In order to find happiness in your own life, you must try your hardest to practice respect. For others and for yourself. We’re all here just doing our best. We do it in different ways and by different means. Not one of us is more important than another. Not one of us is better than another. Contrary to popular belief, there is NO high road. When we are capable of understanding where another person is coming from, it is easier to respect them. In order to do this, we must all follow one of the most basic and ancient teachings, and that is the Golden Rule. Just do unto others as if you were the others.
When people judge you, it is coming strictly from something within them and really has nothing to do with you. It comes from everything they have learned up until that point in time. It comes from past pain, jealousy, embarrassment, anger, or fear. It comes from a crippled frame of mind that somehow they are better because they do things a different way or see things in a different light. It has NOTHING to do with you and your choices, it has everything to do with their own inability to respect all life regardless if it matches their own view.
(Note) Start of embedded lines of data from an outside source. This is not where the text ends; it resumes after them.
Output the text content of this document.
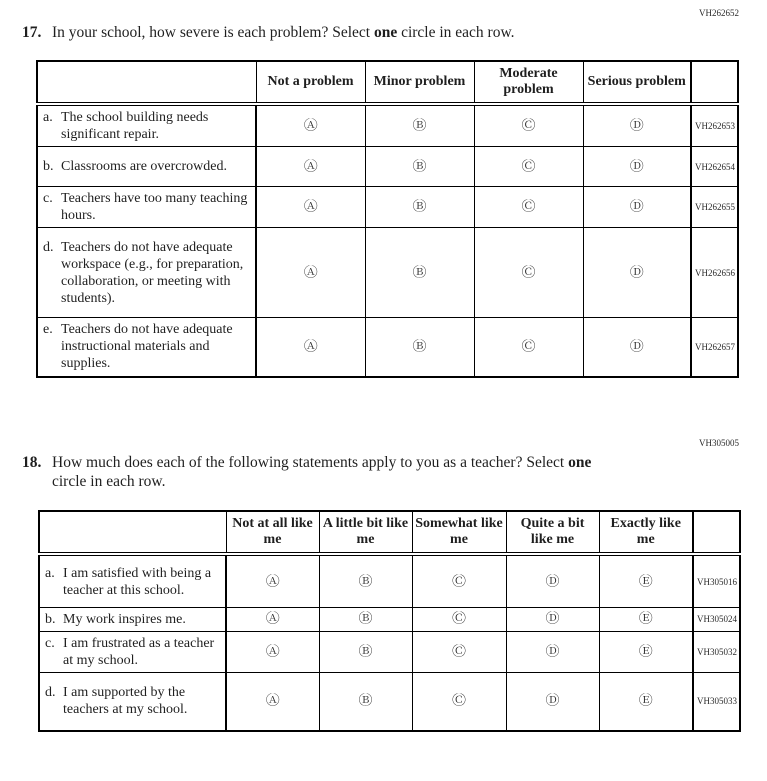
VH262652
17. In your school, how severe is each problem? Select one circle in each row.
	Not a problem	Minor problem	Moderate problem	Serious problem	

a. The school building needs significant repair.	Ⓐ	Ⓑ	Ⓒ	Ⓓ	VH262653

b. Classrooms are overcrowded.	Ⓐ	Ⓑ	Ⓒ	Ⓓ	VH262654

c. Teachers have too many teaching hours.	Ⓐ	Ⓑ	Ⓒ	Ⓓ	VH262655

d. Teachers do not have adequate workspace (e.g., for preparation, collaboration, or meeting with students).	Ⓐ	Ⓑ	Ⓒ	Ⓓ	VH262656

e. Teachers do not have adequate instructional materials and supplies.	Ⓐ	Ⓑ	Ⓒ	Ⓓ	VH262657
VH305005
18. How much does each of the following statements apply to you as a teacher? Select one
circle in each row.
	Not at all like me	A little bit like me	Somewhat like me	Quite a bit like me	Exactly like me	

a. I am satisfied with being a teacher at this school.	Ⓐ	Ⓑ	Ⓒ	Ⓓ	Ⓔ	VH305016

b. My work inspires me.	Ⓐ	Ⓑ	Ⓒ	Ⓓ	Ⓔ	VH305024

c. I am frustrated as a teacher at my school.	Ⓐ	Ⓑ	Ⓒ	Ⓓ	Ⓔ	VH305032

d. I am supported by the teachers at my school.	Ⓐ	Ⓑ	Ⓒ	Ⓓ	Ⓔ	VH305033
So when you’ve been judged, and I know this very well as I’ve been on both ends, oh boy do I know… you cannot take that judgement personally. For me I try to remind myself that I am the Main Character of MY story, and everyone else is the Main Character of their own story. Just like my story has been created around my life events, so has theirs. As long as I don’t take what is said personally, I am not feeding my own ego (to be right or wrong) and I am not wallowing in pain. I know that whatever is being said comes from the other persons memory bank of experiences, and although their words may be directed at me – really what is going on is unresolved pain or fear in the other person over their own past experiences.
So to finally end this long-winded post – Yes, stand in your own truth. Just make sure along the way, you don’t fail to see the truth of the other person as well.